At the beginning of 1954, by the decree of the Presidium of the Supreme Soviet of the USSR, the Ministry of Radio Engineering of the USSR is distinguished from the composition of the Ministry of Power Plants and the Electrical Industry of the USSR.
The intensive work of the radio industry in the country began at the end of the Great Patriotic War and in the post-war years.
Since the radio industry was not in the priority areas of industrialization, the USSR entered the war, having isolated instances of radar technology and lagging far behind the radar of Germany, England and the United States.
A number of decisions on the creation of individual samples of radar equipment were made already during the war.
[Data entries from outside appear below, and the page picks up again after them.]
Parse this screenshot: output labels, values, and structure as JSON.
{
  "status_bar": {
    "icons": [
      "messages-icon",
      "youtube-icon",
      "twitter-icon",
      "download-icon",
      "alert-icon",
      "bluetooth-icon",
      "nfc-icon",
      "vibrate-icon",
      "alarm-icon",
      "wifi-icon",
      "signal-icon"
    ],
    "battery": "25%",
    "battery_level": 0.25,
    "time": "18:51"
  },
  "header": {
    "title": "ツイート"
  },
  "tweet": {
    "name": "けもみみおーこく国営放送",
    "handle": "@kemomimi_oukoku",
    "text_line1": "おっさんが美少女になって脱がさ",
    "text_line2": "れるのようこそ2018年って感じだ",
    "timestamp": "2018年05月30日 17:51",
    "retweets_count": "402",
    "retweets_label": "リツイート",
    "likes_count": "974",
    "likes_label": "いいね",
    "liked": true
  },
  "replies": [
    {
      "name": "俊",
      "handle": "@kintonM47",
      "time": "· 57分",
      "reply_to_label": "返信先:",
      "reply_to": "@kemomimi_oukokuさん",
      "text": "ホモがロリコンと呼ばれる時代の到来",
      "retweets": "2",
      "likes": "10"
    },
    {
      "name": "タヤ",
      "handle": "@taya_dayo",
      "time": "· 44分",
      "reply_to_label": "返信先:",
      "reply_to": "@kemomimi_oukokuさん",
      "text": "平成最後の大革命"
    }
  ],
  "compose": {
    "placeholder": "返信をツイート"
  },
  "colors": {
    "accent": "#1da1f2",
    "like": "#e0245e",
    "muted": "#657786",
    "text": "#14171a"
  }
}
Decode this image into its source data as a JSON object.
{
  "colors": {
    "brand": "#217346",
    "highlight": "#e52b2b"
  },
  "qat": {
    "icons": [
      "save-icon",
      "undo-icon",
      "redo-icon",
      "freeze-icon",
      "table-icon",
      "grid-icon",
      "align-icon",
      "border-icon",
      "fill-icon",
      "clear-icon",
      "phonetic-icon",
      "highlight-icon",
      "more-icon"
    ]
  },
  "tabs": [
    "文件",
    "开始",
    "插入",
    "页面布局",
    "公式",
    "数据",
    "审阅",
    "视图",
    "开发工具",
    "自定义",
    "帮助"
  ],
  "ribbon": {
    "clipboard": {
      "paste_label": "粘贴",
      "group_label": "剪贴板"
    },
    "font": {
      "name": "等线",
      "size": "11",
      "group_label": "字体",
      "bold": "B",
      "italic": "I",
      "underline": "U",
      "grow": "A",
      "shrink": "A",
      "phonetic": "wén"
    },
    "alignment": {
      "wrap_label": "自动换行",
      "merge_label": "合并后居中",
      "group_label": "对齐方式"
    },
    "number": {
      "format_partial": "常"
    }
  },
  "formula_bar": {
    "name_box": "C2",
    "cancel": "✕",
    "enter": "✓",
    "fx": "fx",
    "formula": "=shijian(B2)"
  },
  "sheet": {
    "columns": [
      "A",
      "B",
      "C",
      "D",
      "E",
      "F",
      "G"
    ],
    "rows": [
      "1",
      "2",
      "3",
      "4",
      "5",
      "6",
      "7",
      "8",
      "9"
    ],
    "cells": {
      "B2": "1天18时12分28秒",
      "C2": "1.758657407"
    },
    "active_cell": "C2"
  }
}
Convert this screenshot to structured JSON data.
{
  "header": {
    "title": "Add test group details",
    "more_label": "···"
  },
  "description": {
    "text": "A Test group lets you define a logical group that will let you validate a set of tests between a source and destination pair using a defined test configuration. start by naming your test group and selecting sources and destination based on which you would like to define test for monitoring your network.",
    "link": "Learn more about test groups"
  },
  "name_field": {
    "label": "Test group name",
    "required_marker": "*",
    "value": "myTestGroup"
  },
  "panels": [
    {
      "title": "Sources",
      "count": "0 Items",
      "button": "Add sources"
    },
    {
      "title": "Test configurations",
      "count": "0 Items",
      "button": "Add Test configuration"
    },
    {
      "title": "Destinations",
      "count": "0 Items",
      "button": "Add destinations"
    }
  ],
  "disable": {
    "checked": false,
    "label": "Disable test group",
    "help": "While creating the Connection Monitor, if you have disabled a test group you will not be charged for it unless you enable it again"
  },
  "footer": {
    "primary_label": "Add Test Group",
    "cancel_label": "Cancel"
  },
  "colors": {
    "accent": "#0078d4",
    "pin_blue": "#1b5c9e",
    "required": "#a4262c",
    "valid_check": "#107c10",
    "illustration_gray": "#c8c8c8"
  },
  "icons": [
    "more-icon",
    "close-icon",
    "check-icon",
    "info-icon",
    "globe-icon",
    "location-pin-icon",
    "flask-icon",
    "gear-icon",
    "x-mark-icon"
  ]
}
In July 1941, in the Moscow air defense zone, a radar station for airspace control RUS-2 was developed by NII-20 (now the All-Russian Scientific Research Institute of Radio Engineering - VNIRT). The station timely detected more than 200 bombers raid on Moscow on the night of July 22, 1941, which allowed it to take off in advance Aviation and put on high alert anti-aircraft artillery.
The Moscow Radio Plant, evacuated to the city of Sarapul in 1941, turned out to be the only enterprise producing radio navigation equipment for transport and military aviation. During the war years, the plant produced 50 pieces tank radar.
10 February The 1942 of the State Defense Committee adopted a resolution on the development of a gun-laying station (SLA) for the air defense forces and its mass production. The task was completed thanks to the work of the team of the plant-institute No. 465 (later renamed the Scientific Research Electromechanical Institute). From the beginning of 1943, the plant began mass production of the SON-2 station.
The company is also entrusted with the execution of the order for the development and production of the aircraft identification device “friend-foe”. In the course of the war, the devices "friend-foe" in the required quantities began to be supplied to the Air Force. In the future, the development of such systems was carried out at the Scientific Research Institute-17 (now OJSC “Concern of Radio Engineering“ Vega ”), and then at the Kazan Research Radio Engineering Institute.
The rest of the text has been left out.